The 6.2% decline in British tourism in 2017 and rise in cross-border shopping could cost the Irish economy €130 million before the end of the year. This is according to a new Drinks Industry Group of Ireland (DIGI) report which says that the continued sterling slump, combined with a hard Brexit, could cost drinks and hospitality jobs and lead to business closures.
This finding was detailed in a new report, The Economic Impact of Brexit on the Drinks and Hospitality Sectors, published by the Drinks Industry Group of Ireland (DIGI) and authored by Dublin City University economist Anthony Foley, which outlines a number of Brexit scenarios and how they could affect Ireland’s drinks industry and wider hospitality sector.
The drinks industry directly employs 92,000 people and enables 210,000 jobs in the wider hospitality sector. Through a nationwide network of pubs, hotels, restaurants, off-licences, distilleries, microbreweries, wholesalers and distributors, the drinks industry exports €1.25 billion in goods annually and generates €2.3 billion of revenue for the Exchequer.
DIGI has warned that Irish tourism is disproportionately reliant on the British market. Forty percent of all foreign visitors to Ireland originate from the UK, but a weaker pound has made this country more expensive as a holiday destination.

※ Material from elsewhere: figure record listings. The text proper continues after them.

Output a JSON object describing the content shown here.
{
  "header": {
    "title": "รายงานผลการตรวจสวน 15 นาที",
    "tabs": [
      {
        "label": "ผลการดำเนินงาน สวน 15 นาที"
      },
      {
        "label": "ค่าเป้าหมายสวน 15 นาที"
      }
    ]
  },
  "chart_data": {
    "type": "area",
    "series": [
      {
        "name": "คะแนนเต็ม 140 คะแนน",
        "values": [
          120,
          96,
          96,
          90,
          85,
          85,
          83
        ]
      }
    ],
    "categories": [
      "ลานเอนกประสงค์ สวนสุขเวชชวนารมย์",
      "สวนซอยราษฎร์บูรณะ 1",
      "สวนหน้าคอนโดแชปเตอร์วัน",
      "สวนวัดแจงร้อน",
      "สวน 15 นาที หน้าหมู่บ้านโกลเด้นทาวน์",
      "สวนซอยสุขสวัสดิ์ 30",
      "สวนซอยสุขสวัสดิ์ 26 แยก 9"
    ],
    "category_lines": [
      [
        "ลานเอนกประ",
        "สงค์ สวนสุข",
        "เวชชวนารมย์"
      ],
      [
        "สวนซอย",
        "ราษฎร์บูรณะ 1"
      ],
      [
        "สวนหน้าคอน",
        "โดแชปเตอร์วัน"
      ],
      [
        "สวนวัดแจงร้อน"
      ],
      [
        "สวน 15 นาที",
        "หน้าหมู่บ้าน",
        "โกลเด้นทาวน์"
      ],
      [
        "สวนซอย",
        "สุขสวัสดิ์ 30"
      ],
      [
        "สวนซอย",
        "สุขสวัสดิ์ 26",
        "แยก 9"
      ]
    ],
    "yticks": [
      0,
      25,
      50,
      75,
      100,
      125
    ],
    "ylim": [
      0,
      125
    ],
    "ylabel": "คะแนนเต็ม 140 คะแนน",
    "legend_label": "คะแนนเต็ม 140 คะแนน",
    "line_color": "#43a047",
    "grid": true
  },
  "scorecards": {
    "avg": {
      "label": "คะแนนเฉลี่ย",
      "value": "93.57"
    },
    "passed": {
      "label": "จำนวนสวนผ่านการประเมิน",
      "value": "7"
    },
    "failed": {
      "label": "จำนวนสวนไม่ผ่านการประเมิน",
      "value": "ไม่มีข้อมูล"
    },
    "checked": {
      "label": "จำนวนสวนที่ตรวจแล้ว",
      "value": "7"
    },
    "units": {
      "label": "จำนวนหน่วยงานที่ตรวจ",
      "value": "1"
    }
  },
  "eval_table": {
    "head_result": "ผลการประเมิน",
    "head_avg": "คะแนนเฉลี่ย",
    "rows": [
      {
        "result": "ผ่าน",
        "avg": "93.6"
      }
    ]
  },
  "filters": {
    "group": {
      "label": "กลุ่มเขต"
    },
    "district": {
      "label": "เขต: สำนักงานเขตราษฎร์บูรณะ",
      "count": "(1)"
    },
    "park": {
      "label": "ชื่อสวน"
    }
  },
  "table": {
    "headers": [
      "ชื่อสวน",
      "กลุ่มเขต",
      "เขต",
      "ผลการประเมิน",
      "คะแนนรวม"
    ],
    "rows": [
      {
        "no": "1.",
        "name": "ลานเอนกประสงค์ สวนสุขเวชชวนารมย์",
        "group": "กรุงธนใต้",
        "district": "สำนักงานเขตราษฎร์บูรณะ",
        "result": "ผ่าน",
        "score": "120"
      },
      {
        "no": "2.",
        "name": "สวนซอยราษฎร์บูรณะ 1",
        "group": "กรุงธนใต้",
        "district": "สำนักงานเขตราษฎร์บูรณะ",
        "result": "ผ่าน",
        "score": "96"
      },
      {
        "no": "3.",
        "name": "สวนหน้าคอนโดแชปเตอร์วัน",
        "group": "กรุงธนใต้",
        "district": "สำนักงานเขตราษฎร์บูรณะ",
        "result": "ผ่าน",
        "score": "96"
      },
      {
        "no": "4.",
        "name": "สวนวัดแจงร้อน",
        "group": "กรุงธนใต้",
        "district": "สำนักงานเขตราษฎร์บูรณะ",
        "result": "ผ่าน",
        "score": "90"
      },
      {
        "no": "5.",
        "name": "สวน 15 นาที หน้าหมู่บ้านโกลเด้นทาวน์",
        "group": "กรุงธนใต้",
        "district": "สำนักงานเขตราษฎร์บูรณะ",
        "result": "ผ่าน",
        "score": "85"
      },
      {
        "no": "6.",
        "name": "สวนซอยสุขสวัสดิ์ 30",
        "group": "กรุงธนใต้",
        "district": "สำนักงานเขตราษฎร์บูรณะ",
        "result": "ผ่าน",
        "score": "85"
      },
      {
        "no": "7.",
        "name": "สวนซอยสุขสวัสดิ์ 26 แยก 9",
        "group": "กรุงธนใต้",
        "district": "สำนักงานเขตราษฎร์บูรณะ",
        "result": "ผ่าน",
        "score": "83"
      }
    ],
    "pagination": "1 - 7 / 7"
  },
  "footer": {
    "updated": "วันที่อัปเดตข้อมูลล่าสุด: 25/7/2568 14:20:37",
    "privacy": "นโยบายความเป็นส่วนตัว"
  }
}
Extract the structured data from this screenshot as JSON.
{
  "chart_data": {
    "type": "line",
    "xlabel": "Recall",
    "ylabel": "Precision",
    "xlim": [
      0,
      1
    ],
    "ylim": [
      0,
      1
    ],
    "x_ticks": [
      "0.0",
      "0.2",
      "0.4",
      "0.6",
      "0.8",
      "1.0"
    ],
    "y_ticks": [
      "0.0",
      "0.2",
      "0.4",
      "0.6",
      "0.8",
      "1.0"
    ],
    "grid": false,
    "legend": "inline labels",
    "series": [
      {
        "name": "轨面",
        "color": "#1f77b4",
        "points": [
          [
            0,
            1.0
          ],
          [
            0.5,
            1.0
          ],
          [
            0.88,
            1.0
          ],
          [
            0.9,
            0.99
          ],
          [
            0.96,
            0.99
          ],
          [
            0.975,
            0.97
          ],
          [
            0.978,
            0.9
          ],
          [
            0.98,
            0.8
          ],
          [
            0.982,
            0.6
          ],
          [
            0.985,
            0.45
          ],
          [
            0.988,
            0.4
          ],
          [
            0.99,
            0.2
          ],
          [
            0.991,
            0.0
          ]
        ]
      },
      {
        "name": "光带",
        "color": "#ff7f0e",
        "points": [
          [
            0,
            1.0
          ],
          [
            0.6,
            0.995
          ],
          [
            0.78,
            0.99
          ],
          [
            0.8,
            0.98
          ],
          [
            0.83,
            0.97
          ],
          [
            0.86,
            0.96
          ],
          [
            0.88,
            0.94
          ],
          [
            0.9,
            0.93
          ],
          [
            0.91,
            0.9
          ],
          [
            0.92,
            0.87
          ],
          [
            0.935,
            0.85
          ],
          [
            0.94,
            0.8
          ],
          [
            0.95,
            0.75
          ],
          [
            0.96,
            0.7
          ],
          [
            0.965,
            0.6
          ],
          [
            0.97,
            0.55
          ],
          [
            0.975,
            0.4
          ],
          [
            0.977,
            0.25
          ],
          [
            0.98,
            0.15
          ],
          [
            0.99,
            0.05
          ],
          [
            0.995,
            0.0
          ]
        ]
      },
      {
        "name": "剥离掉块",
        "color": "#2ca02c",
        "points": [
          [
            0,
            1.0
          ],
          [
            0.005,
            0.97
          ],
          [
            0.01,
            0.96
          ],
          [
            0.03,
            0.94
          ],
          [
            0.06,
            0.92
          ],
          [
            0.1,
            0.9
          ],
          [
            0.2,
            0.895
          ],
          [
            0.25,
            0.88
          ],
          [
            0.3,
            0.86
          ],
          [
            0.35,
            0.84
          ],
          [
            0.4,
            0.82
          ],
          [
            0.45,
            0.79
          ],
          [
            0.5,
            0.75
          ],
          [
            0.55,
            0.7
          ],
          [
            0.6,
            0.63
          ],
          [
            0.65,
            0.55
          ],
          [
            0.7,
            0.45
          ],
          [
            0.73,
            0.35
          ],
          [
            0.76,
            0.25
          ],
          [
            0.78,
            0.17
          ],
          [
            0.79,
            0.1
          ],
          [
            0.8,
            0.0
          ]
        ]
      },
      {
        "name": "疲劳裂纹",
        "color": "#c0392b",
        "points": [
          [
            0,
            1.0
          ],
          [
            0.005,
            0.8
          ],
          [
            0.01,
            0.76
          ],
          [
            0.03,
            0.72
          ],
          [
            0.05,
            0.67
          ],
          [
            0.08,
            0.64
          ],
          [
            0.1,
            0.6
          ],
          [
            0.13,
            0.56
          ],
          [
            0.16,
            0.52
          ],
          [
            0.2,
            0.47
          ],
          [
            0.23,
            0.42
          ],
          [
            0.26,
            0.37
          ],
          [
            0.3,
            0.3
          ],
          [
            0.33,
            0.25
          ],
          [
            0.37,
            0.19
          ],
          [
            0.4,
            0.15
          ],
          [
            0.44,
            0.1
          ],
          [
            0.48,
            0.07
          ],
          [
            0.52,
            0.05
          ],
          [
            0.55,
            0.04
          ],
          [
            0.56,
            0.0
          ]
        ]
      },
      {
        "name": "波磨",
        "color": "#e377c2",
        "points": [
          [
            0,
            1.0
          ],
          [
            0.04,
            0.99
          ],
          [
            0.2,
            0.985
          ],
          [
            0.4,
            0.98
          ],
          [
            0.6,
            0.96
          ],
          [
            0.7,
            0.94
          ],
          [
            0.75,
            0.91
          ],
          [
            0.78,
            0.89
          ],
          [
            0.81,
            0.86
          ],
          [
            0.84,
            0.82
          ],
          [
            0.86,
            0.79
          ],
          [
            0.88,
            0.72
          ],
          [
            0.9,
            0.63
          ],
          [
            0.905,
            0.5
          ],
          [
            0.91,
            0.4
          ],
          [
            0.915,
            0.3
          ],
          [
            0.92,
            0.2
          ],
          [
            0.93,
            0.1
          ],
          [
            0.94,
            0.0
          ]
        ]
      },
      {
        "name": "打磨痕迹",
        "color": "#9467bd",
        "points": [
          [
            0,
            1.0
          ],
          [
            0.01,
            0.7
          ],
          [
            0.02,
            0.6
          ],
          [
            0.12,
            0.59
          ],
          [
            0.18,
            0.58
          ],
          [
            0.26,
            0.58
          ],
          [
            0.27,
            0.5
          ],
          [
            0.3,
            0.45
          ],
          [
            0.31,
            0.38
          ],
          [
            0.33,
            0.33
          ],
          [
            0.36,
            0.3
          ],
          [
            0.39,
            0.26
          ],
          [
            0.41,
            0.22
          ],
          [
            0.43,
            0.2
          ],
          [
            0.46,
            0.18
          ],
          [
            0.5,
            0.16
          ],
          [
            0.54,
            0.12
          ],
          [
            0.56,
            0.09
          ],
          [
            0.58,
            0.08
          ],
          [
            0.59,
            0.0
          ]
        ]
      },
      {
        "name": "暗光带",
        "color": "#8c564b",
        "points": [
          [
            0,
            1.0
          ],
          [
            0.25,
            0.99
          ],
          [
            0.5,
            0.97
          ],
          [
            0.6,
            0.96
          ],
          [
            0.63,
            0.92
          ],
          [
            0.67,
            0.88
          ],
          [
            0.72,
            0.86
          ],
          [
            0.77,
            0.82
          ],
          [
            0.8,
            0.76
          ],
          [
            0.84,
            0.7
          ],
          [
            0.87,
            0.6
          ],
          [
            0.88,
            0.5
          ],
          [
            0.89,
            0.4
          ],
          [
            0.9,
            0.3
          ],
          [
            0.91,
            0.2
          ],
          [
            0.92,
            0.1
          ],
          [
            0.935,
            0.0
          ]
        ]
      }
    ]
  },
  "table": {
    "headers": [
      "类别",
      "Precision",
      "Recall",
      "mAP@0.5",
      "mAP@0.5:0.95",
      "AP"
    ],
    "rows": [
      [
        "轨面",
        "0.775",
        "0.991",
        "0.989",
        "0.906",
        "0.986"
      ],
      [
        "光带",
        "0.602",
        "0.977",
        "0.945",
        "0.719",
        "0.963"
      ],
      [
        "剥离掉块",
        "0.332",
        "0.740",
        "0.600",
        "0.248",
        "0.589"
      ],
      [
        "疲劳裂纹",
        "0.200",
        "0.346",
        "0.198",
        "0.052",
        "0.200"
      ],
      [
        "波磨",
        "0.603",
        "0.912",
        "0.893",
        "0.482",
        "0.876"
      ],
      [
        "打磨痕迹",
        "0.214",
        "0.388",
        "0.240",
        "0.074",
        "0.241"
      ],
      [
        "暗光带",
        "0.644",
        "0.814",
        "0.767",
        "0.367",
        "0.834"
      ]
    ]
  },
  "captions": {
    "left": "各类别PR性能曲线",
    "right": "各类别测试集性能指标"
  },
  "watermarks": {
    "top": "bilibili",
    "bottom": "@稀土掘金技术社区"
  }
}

In the first seven months of 2017, the number of British visitors to Ireland dropped by 6.2%. If this decline continues, based on previous spending patterns (British tourists spent €1.1 billion in Ireland in 2016), DIGI estimates that Irish businesses could lose out on as much as €70 million in revenue this year alone.
Furthermore, the new report also highlights that Cross-border shopping is on the rise. In the third quarter of 2016, the latest data available, the number of Republic of Ireland-registered cars in a sample of Northern Ireland shopping centres was 56.3%, the highest since the fourth quarter of 2009. This trend is likely to continue as the sterling approaches parity with the euro. The DIGI report estimates that this could cost Irish drinks businesses €60 million this year as Republic of Ireland shoppers cross the border to buy cheaper alcohol.
Commenting on the report, Secretary of DIGI and Chief Executive of the Licensed Vintners Association (LVA), Donall O'Keefe said, "Ireland has already felt the tremors of Brexit. Our new report estimates that if trends in British tourism and cross-border shopping continue, perpetuated by a devalued sterling, Irish drinks and hospitality businesses could lose as much as €130 million this year alone."
He added, "If the UK leaves the EU without a deal and a hard Brexit occurs, this cost will be much more significant. In addition to less tourism spend and more cross-border shopping, Irish drinks exporters will be subject to tariffs, new regulations, border checks and a smaller UK market, all of which will lead to massive administrative expenditure that could easily sink some smaller SMEs in our industry."